While creating your own footprint isn't always necessary, often you can find the footprints online, it is generally useful to understand how to make your own footprints. To open the Footprint Editor, return to the KiCad startup window and click Tools -> Run Footprint Editor. First, you'll want to create a new footprint. Using the dropdown menu select File -> New Footprint and name you're footprint. There are specific footprint naming conventions established by the IPC which you can learn about here to create a consistent footprint library.
At this point, you'll want to create a new project library for footprints. This will essentially be a folder that holds all your footprints and is accessible by KiCad. To do this click File -> Save Footprint in New Library. In the popup menu make sure the "Path Base" leads to your KiCad project an name the library. This will now be a folder with a .pretty suffix. Now that you've created your footprint library you want to make this your "active Library". You can determine if you have selected an active library by the parenthetical statement in the top left corner of the screen, adjacent to "Footprint Editor". This will say Footprint Editor (no active library) if no library is selected. To set up your newly created library use the dropdown menu and select Preferences -> Footprint Libraries Manager, in the popup window select the "Append with Wizard" button. In the next popup window make sure "Files on my computer" is selected and click "Next". Then, find the library you just created with the .pretty suffix, this should look like ExampleFootprintLibrary.pretty and will likely be found in your project directory. Click "Next" and then confirm the changes to the library by clicking "Next" again. Now, you can decide to save the library to the KiCad global library or to just the current project. If you plan on using this library again for different projects you'll want to save the library globally but if you are using KiCad for one specific project and don't intend on using it again soon then saving "To the current project only" might be more appropriate.
Now, you should see your project library, ExampleFootprintLibrary.pretty, with the path under "Library Path". If you do not, something with "Append with Wizard" went wrong and the library will need to be appended again. Select "OK" and the window will close. Now, select File -> Set Active Library. Search for the library name you just created, select it, and press "OK". Now, the top left corner of the screen should read "Footprint Editor (active library: FootprintExampleLibrary). Now, you'll be able to save your footprint in your specific project library. This will also make things easier as all subsequent footprints for your current project can be saved in this library. This library will also be findable in Eeschema's footprint association section.
(Please Note: If any of these instructions were confusing or just too boring to read, a very similar video tutorial can be found here, specifically starting at 2:49)
Drawing Your Footprint
Now that your active library is set you'll be able to save your drawing to a accessible place. The footprint drawing process can be somewhat clunky but almost any action can be achieved by right clicking the thing you want to adjust. For example, the first thing you'll probably want to do is move your footprint name and the text that says "REF**" out of the center of the screen. Moving things can be done by right clicking but a faster way is to use your mouse to hover over the thing you want to move and click the "M" key. To release the thing you are moving just left click. There are many keyboard short cuts that make drawing and navigating the footprint editor easier and most of these can be found by right clicking something and reading the right side of the drop down menu.

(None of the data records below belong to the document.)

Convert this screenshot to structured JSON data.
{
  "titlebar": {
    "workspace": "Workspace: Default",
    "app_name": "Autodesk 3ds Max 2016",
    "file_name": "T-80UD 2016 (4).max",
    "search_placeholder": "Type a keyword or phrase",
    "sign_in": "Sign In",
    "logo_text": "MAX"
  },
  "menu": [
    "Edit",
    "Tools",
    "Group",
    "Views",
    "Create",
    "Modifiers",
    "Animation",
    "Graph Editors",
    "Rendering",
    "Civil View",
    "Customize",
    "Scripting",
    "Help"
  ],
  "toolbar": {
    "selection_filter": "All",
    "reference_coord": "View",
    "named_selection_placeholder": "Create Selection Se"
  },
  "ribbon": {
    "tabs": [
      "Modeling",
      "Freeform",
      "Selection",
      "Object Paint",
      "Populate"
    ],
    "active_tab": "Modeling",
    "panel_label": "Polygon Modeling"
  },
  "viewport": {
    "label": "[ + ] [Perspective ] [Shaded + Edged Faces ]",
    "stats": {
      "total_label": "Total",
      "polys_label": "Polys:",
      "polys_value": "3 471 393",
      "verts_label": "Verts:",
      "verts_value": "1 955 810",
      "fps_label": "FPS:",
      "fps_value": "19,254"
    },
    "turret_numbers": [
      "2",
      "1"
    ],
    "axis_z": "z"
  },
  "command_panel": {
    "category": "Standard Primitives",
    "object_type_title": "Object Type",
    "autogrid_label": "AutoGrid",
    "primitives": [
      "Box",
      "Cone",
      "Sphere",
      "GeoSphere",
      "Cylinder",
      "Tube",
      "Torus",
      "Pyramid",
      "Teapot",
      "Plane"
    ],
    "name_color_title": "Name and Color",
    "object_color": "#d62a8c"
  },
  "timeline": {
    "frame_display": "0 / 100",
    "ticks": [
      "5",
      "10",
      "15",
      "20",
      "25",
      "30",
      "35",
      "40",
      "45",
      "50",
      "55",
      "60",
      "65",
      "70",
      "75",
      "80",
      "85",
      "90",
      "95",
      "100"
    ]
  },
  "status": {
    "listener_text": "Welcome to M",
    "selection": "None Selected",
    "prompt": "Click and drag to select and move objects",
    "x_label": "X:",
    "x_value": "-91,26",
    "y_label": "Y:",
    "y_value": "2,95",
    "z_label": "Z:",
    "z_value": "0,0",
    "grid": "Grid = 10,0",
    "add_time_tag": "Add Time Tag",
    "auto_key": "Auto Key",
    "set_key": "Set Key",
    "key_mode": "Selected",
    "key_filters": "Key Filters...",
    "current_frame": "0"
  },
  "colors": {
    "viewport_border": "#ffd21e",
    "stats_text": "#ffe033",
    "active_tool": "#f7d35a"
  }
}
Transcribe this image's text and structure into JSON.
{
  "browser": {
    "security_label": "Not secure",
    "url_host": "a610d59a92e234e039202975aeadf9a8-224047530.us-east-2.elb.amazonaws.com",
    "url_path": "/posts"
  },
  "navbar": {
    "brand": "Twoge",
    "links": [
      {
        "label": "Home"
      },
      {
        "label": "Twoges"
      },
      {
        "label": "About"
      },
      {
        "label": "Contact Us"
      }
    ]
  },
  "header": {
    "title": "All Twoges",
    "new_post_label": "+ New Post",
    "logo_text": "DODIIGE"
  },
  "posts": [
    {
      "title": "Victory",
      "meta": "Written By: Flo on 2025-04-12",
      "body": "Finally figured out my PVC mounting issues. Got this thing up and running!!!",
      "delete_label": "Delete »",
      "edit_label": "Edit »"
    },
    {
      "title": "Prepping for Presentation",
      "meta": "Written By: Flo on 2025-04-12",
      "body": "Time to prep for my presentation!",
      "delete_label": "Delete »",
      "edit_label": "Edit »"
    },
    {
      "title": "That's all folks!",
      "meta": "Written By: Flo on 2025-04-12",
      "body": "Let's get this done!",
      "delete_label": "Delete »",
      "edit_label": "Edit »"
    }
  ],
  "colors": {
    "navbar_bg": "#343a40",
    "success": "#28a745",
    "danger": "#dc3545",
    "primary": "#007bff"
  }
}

That said, you'll want a basic understanding of the different layers of a PCB before you draw lines, holes, and pads, since you must select which layer you want your drawing to apply to. For a brief description of the different layers you can read this article. On the left of the footprint Editor you'll find the icons that will allow you to change the unit types and adjust the grid size for the screen. I suggest a grid size of something like 5 or 10 mils (if you're using inches). On the right side of the screen you can select between the different drawing tools, here you will find options for pads, lines, arcs, and text.
The footprint orientation can be a bit confusing since you're dealing with the 2 dimension layout of a 3 dimension object, but the term footprint is appropriate. If you're unsure about the orientation of your footprint (it is easy to accidentally draw a mirror image of the footprint you're looking at the bottom of the component) imagine pushing your component pin side down into wet sand and then removing the component. The imprint left on the sand is the picture you'll be trying to draw, which is why footprint is a good term.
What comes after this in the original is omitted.